In this tale, set in a mystical realm, a wise and empowered Queen presides over a majestic and thriving kingdom. She possesses deep insight into the cycles of life, guiding her people with wisdom and compassion. However, as her realm grows and becomes more complex, the Queen realizes the need for assistance in managing its affairs.
She selects a humble and loyal Knight, who, despite lacking the Queen’s profound understanding of relatedness, possesses tremendous courage, practical skills and keen instincts. The Knight becomes the Queen’s trusted advisor and emissary, responsible for carrying out her directives and maintaining order within the kingdom.
Over time, the Knight’s role expands, and he gains influence and respect among the people. Yet, he remains steadfast in his loyalty to the Queen, always deferring to her wisdom and guidance.
Together, the Queen and her Knight navigate the challenges and complexities of ruling their kingdom, each contributing their unique strengths and skills to ensure its prosperity and well-being. Their partnership symbolizes the harmonious balance between intuition and practicality, wisdom and action, in the governance of their realm.
Together they embody “both the vision that reveals separation and the vision that reveals union.”
This story is my revision of the fable "The Master and His Emissary," wherein the Emissary, upon experiencing power and authority, forsakes his loyalty to the Master and seizes control over the kingdom. Author and psychiatrist, Iain McGilchrist, employs this fable as a metaphor for how the left hemisphere of the brain has deviated from its proper place in the psyche to take center stage, only to remove itself from its vital connection with the right hemisphere's capacity for perceiving the interconnectedness of reality.
David McIlory, in Understanding Iain McGilchrist's Worldview summarizes our problem this way:
"McGilchrist’s argument is that healthy individuals, groups, and societies approach the world first via the right hemisphere, reacting to what is found there to form an impression of how everything links together; then the left hemisphere looks in detail at elements that can become objects of human action in isolation, and then the results of the left hemisphere’s inspection are returned to the right hemisphere where the individual elements are reintegrated into a more profound understanding of the whole.”
“In unhealthy individuals, groups, and societies, the move to isolate and manipulate is the primary move, and the left hemisphere creates a feedback loop that fails to acknowledge the reality of that which can be embraced but cannot be grasped, that which must be accepted but cannot be captured in words.[3]"
I have written several articles envisioning the prioritizing of the mature feminine spirit, that is, valuing relatedness at least as much as decisiveness, as a new way of organizing ourselves, both individually and in groups (here and here). What McGilchrist refers to as the right hemispheric, broad attention, I intuit as the "feminine spirit," and the left hemispheric, narrow focus, I sense as the "masculine spirit." While there is evidence in our reproductive differences for the origin of these different ways of being, we would all probably be better off if we aimed to cultivate the ability to attend to both in such a way that brings us into greater alignment with reality.

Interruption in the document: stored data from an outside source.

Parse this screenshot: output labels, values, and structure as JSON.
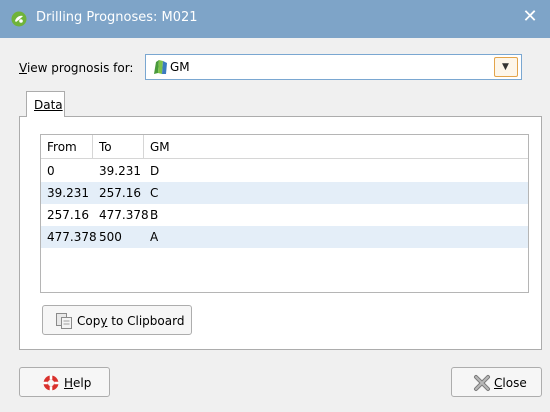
{
  "window": {
    "title": "Drilling Prognoses: M021",
    "close_glyph": "✕"
  },
  "view": {
    "label_prefix": "V",
    "label_rest": "iew prognosis for:",
    "selected": "GM",
    "dropdown_glyph": "▼"
  },
  "tabs": [
    {
      "label": "Data",
      "active": true
    }
  ],
  "table": {
    "columns": [
      "From",
      "To",
      "GM"
    ],
    "rows": [
      [
        "0",
        "39.231",
        "D"
      ],
      [
        "39.231",
        "257.16",
        "C"
      ],
      [
        "257.16",
        "477.378",
        "B"
      ],
      [
        "477.378",
        "500",
        "A"
      ]
    ]
  },
  "buttons": {
    "copy_pre": "Cop",
    "copy_ul": "y",
    "copy_post": " to Clipboard",
    "help_ul": "H",
    "help_rest": "elp",
    "close_ul": "C",
    "close_rest": "lose"
  },
  "icons": {
    "app": "leapfrog-app-icon",
    "combo_item": "geological-model-icon",
    "copy": "copy-clipboard-icon",
    "help": "help-lifebuoy-icon",
    "close": "close-cross-icon"
  },
  "colors": {
    "titlebar": "#7ea4c8",
    "alt_row": "#e4eef8",
    "combo_border": "#7aa7d1",
    "dropdown_border": "#e3a44a"
  }
}
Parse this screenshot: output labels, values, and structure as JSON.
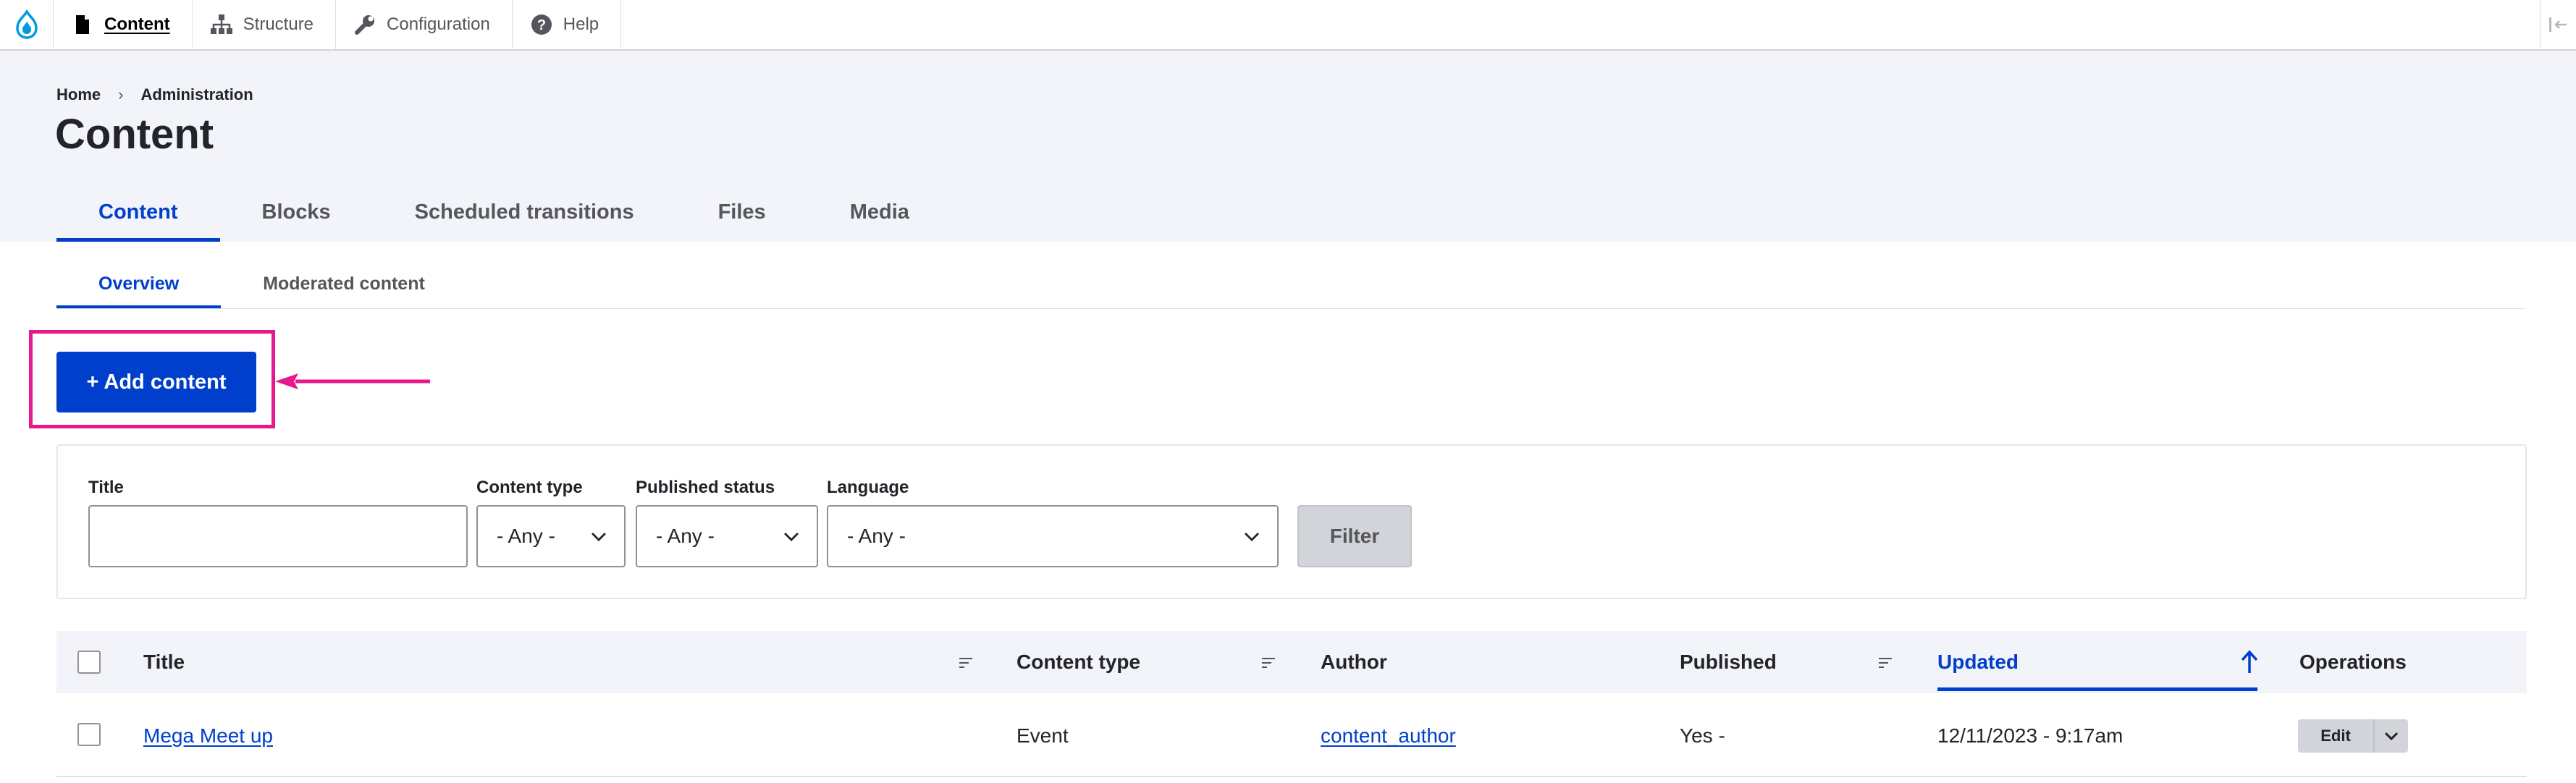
{
  "toolbar": {
    "logo_icon": "drupal-drop-icon",
    "items": [
      {
        "label": "Content",
        "icon": "file-icon",
        "active": true
      },
      {
        "label": "Structure",
        "icon": "sitemap-icon",
        "active": false
      },
      {
        "label": "Configuration",
        "icon": "wrench-icon",
        "active": false
      },
      {
        "label": "Help",
        "icon": "question-icon",
        "active": false
      }
    ],
    "toggle_icon": "collapse-orientation-icon"
  },
  "breadcrumb": {
    "items": [
      "Home",
      "Administration"
    ],
    "separator": "›"
  },
  "page": {
    "title": "Content"
  },
  "primary_tabs": [
    {
      "label": "Content",
      "active": true
    },
    {
      "label": "Blocks",
      "active": false
    },
    {
      "label": "Scheduled transitions",
      "active": false
    },
    {
      "label": "Files",
      "active": false
    },
    {
      "label": "Media",
      "active": false
    }
  ],
  "secondary_tabs": [
    {
      "label": "Overview",
      "active": true
    },
    {
      "label": "Moderated content",
      "active": false
    }
  ],
  "actions": {
    "add_content_label": "+ Add content"
  },
  "filters": {
    "title_label": "Title",
    "title_value": "",
    "content_type_label": "Content type",
    "content_type_value": "- Any -",
    "published_label": "Published status",
    "published_value": "- Any -",
    "language_label": "Language",
    "language_value": "- Any -",
    "filter_button": "Filter"
  },
  "table": {
    "columns": [
      "Title",
      "Content type",
      "Author",
      "Published",
      "Updated",
      "Operations"
    ],
    "sorted_column": "Updated",
    "rows": [
      {
        "title": "Mega Meet up",
        "content_type": "Event",
        "author": "content_author",
        "published": "Yes -",
        "updated": "12/11/2023 - 9:17am",
        "operation": "Edit"
      }
    ]
  },
  "colors": {
    "accent": "#003ecc",
    "highlight": "#e6198c",
    "header_bg": "#f3f4f9"
  }
}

In The Matter with Things, McGilchrist’s describes this harmony as:
“all that is to be known must initially ‘presence’ to the right hemisphere (we have no other access); then be transferred to the left hemisphere so as to gain expression through re-presentation; and that re-presentation returned to the right hemisphere where it is either recognised for its consonance with the initial presencing and subsumed into a new Gestalt, or rejected.”
Jonathan Rowson has coined this dynamic as The McGilchrist Manoeuvre:
“The McGilchrist Manoeuvre entails the combined perceptual and conceptual capacity that transcends contradictions, disclosing the coincidence of opposites as generative of reality, thereby re-enchanting aspects of life long considered problematic, including tension and paradox.”
In my recent article “Beyond Nihilism”, I explain how my daily, long-distance running ritual cultivates this Manoeuvre and how doing so brings me closer to the Sacred. I am curious what you do to cultivate this form of integrated attention. Feel free to share in comments below.
Another really good entry, thanks Claudia _/|\_
BTW I thought you might find this of interest and another potential entry point for "finding [the] others" interested in/ exploring similar territory.
https://emergent-commons.mn.co/posts/50175788
Love your retelling of the fable, a happy ending! I definitely see the union and separation as a delightful paradox and a dance of feedback and integration. Thanks!